Para que el público general lo entienda: la pesca costera y fresquera no es una gran corporación con espalda infinita. Somos familias pesqueras y PyMEs.

  • Combustible como insumo crítico: Representa el mayor costo operativo de una marea. Cuando el combustible sube, el margen de rentabilidad desaparece.
  • El riesgo de la inactividad: Si el barco se queda en el muelle porque los costos superan lo que se recauda por la venta del pescado, no solo pierde el armador. Pierde el marinero, pierde el estibador, pierde el camionero y pierde la mesa de los argentinos.
  • La disparidad regional: Vemos con preocupación que en otros puertos del sur, como Comodoro Rivadavia o Caleta Paula, los precios son incluso superiores, lo que anticipa una crisis logística a nivel nacional.
  • La necesidad de previsibilidad
    No pedimos privilegios, pedimos condiciones para trabajar.
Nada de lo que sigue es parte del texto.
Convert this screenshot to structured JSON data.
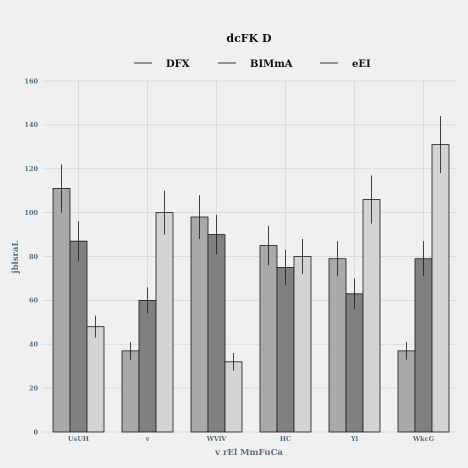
{
  "chart_data": {
    "type": "bar",
    "title": "dcFK D",
    "xlabel": "v rEl MmFuCa",
    "ylabel": "jblsraL",
    "categories": [
      "UsUH",
      "v",
      "WVlV",
      "HC",
      "Yl",
      "WkcG"
    ],
    "ylim": [
      0,
      160
    ],
    "yticks": [
      0,
      20,
      40,
      60,
      80,
      100,
      120,
      140,
      160
    ],
    "grid": true,
    "legend_position": "top",
    "series": [
      {
        "name": "DFX",
        "color": "#a9a9a9",
        "values": [
          111,
          37,
          98,
          85,
          79,
          37
        ],
        "errors": [
          11,
          4,
          10,
          9,
          8,
          4
        ]
      },
      {
        "name": "BIMmA",
        "color": "#808080",
        "values": [
          87,
          60,
          90,
          75,
          63,
          79
        ],
        "errors": [
          9,
          6,
          9,
          8,
          7,
          8
        ]
      },
      {
        "name": "eEI",
        "color": "#d3d3d3",
        "values": [
          48,
          100,
          32,
          80,
          106,
          131
        ],
        "errors": [
          5,
          10,
          4,
          8,
          11,
          13
        ]
      }
    ]
  }
}
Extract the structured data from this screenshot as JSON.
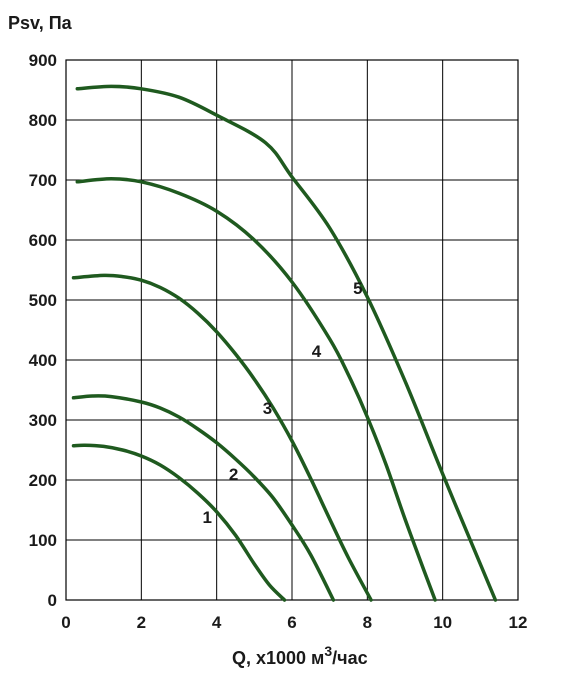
{
  "chart_data": {
    "type": "line",
    "ylabel": "Psv, Па",
    "xlabel_prefix": "Q, x1000 м",
    "xlabel_sup": "3",
    "xlabel_suffix": "/час",
    "xlim": [
      0,
      12
    ],
    "ylim": [
      0,
      900
    ],
    "xticks": [
      0,
      2,
      4,
      6,
      8,
      10,
      12
    ],
    "yticks": [
      0,
      100,
      200,
      300,
      400,
      500,
      600,
      700,
      800,
      900
    ],
    "grid": true,
    "line_color": "#1f5a1f",
    "series": [
      {
        "name": "1",
        "label_at": [
          3.75,
          138
        ],
        "x": [
          0.2,
          0.5,
          1.0,
          1.5,
          2.0,
          2.5,
          3.0,
          3.5,
          4.0,
          4.5,
          5.0,
          5.4,
          5.8
        ],
        "y": [
          257,
          258,
          256,
          250,
          240,
          225,
          204,
          178,
          147,
          108,
          60,
          25,
          0
        ]
      },
      {
        "name": "2",
        "label_at": [
          4.45,
          210
        ],
        "x": [
          0.2,
          0.7,
          1.2,
          2.0,
          2.5,
          3.0,
          3.5,
          4.0,
          4.5,
          5.0,
          5.5,
          6.0,
          6.5,
          7.1
        ],
        "y": [
          337,
          340,
          339,
          330,
          320,
          305,
          285,
          262,
          235,
          205,
          170,
          125,
          75,
          0
        ]
      },
      {
        "name": "3",
        "label_at": [
          5.35,
          320
        ],
        "x": [
          0.2,
          1.0,
          1.5,
          2.0,
          2.5,
          3.0,
          3.5,
          4.0,
          4.5,
          5.0,
          5.5,
          6.0,
          6.5,
          7.0,
          7.5,
          8.1
        ],
        "y": [
          537,
          541,
          539,
          533,
          521,
          503,
          478,
          447,
          410,
          368,
          320,
          265,
          202,
          135,
          70,
          0
        ]
      },
      {
        "name": "4",
        "label_at": [
          6.65,
          415
        ],
        "x": [
          0.3,
          1.2,
          2.0,
          3.0,
          4.0,
          5.0,
          6.0,
          7.0,
          7.5,
          8.0,
          8.5,
          9.0,
          9.5,
          9.8
        ],
        "y": [
          697,
          702,
          697,
          678,
          648,
          600,
          530,
          435,
          375,
          305,
          225,
          135,
          50,
          0
        ]
      },
      {
        "name": "5",
        "label_at": [
          7.75,
          520
        ],
        "x": [
          0.3,
          1.2,
          2.0,
          3.0,
          4.0,
          5.3,
          6.0,
          7.0,
          8.0,
          9.0,
          10.0,
          11.0,
          11.4
        ],
        "y": [
          852,
          856,
          852,
          838,
          808,
          762,
          705,
          620,
          505,
          365,
          210,
          60,
          0
        ]
      }
    ]
  }
}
La pesca es un motor fundamental para la economía bonaerense, genera empleo genuino y divisas para el país. Sin embargo, este goteo incesante de aumentos, sin un marco que contemple la realidad de las embarcaciones de menor escala, nos empuja a una parálisis técnica.
    Salir a pescar hoy es una apuesta de alto riesgo donde el mar no es el único que nos puede jugar una mala pasada; la planilla de costos es, hoy por hoy, nuestro peor temporal.

Desde nuestra asociación, seguimos gestionando y alzando la voz ante las autoridades. Necesitamos reglas claras y una mirada sensible hacia el sector fresquero. No podemos permitir que el puerto más importante del país se detenga por la imposibilidad de cargar combustible. La pesca es presente, pero sobre todo es el futuro de Mar del Plata.

Sigamos defendiendo la pesca costera y el trabajo de nuestra gente.